What’s more — as the Bob Saget voice occasionally reassures his kids — you really get the feeling that all of these storylines are important, that they are building up to something. Even though, at the end of the fourth season of the show, we still haven’t actually met the nameless “mother,” everything that’s happened to Ted, to Robin, to Marshall and Lilly, are working together in concert, preparing him for one event, one relationship, one disappointment and one triumph after another. And after each one, he comes out a little different. His goals, his ideas, his hopes shift over time, and soon it becomes clear that without these adventures he wouldn’t be the right person in the right place when the Mother finally makes her entrance.

And I gotta say, that’s the sort of thing that happens in real life. When I watch Ted making a dork of himself in over-the-top pursuit of one girl of his dreams after another, I remember myself pre-Erin. Although real life isn’t quite as funny as this show, and few of us are blessed with a Neil Patrick Harris, I honestly believe that the events in our past DO prepare us for the future.

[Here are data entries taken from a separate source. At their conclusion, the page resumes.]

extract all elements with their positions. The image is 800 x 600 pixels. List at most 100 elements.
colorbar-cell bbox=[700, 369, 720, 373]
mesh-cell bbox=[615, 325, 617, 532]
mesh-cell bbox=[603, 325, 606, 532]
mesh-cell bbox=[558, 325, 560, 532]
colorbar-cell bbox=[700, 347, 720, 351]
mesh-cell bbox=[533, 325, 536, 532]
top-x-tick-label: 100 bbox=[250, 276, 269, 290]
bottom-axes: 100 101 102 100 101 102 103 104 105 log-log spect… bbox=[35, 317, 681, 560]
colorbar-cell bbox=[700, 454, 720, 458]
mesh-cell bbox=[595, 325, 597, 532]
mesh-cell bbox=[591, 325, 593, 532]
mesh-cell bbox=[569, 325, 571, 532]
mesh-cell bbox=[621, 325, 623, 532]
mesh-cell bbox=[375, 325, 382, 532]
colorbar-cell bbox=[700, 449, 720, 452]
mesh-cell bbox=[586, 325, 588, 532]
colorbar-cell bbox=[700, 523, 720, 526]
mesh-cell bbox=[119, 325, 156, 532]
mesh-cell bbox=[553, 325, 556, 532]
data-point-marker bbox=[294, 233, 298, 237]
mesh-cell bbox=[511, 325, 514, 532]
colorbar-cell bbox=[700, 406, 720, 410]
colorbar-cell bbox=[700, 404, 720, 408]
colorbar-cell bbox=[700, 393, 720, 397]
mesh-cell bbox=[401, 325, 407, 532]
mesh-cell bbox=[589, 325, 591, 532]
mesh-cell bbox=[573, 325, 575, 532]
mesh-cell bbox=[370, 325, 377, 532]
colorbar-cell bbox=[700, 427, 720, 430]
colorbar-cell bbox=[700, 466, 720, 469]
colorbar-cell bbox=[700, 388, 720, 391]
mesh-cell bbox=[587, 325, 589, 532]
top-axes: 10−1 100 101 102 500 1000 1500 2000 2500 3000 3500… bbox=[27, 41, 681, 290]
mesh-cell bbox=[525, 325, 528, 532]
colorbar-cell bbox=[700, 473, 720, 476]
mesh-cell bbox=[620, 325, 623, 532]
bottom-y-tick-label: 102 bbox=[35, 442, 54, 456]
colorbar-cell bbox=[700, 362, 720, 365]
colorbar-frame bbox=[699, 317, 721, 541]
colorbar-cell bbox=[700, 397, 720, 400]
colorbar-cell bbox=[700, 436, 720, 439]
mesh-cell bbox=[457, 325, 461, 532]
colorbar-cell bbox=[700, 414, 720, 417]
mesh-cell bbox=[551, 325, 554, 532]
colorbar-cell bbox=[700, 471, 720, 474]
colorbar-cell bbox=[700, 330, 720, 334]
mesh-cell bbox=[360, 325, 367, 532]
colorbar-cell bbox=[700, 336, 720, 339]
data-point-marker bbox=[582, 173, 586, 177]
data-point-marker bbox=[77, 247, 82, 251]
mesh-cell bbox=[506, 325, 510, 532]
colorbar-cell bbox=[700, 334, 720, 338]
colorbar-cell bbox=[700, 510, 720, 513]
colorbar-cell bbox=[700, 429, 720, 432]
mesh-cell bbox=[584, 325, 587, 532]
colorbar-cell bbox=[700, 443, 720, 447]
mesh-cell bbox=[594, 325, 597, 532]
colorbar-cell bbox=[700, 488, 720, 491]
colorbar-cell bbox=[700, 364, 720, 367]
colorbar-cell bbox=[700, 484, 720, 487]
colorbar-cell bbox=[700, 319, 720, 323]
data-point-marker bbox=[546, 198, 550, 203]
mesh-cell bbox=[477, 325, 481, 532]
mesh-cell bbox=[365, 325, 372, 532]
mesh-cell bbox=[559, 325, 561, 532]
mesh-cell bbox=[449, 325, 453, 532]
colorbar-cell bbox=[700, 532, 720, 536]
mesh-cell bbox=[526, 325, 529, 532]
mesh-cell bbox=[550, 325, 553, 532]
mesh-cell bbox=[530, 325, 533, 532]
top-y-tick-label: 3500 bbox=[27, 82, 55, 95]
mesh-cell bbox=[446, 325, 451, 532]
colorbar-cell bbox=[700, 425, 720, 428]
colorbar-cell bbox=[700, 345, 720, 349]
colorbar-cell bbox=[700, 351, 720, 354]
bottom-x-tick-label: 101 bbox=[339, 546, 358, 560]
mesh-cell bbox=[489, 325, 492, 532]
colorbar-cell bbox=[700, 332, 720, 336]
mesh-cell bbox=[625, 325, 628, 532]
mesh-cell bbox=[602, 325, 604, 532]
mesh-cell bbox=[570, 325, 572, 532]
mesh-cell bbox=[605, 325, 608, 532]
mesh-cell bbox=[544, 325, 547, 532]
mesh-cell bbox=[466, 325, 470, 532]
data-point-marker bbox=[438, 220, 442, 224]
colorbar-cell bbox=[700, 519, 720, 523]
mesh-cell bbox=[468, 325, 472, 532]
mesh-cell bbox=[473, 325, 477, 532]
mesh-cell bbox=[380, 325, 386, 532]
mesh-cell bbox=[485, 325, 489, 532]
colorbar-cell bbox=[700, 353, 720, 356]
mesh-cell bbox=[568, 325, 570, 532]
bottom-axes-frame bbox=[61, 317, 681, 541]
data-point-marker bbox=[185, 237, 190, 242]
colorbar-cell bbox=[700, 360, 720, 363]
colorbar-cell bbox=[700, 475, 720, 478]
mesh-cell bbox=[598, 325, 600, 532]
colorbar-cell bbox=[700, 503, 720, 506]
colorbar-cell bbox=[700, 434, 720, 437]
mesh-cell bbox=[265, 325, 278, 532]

(I should interject here that I don’t want at all to imply that I no longer make a dork out of myself now that I’m with Erin. I just do it in different ways.)

The first season is a good example of how it all plays out. Although the larger arc of the season is Ted’s pursuit of Robin, there’s a side arc where he falls for a girl named Victoria (the so-cute-it-should-be-illegal Ashley Williams). By the end of the season, it’s doubtful that things would conclude the way they did without that side-track. The writers also play with the format quite a bit, employing flashbacks, flash-forwards, nonlinear episodes and even Rashomon-style episodes where we see the same incidents from various points of view. It’s a constant reminder that we’re not actually witnessing these events as they’re happening, we’re being told the stories more than 20 years after the fact.

Unlike most sitcoms, this is a show that really demands you think, pat attention, and even play along with the characters in a way most others don’t require. With season one down, I intend to start watching season two right away, and I’ll more than likely be picking up three and four before long. This is a series that’s completely worth my time.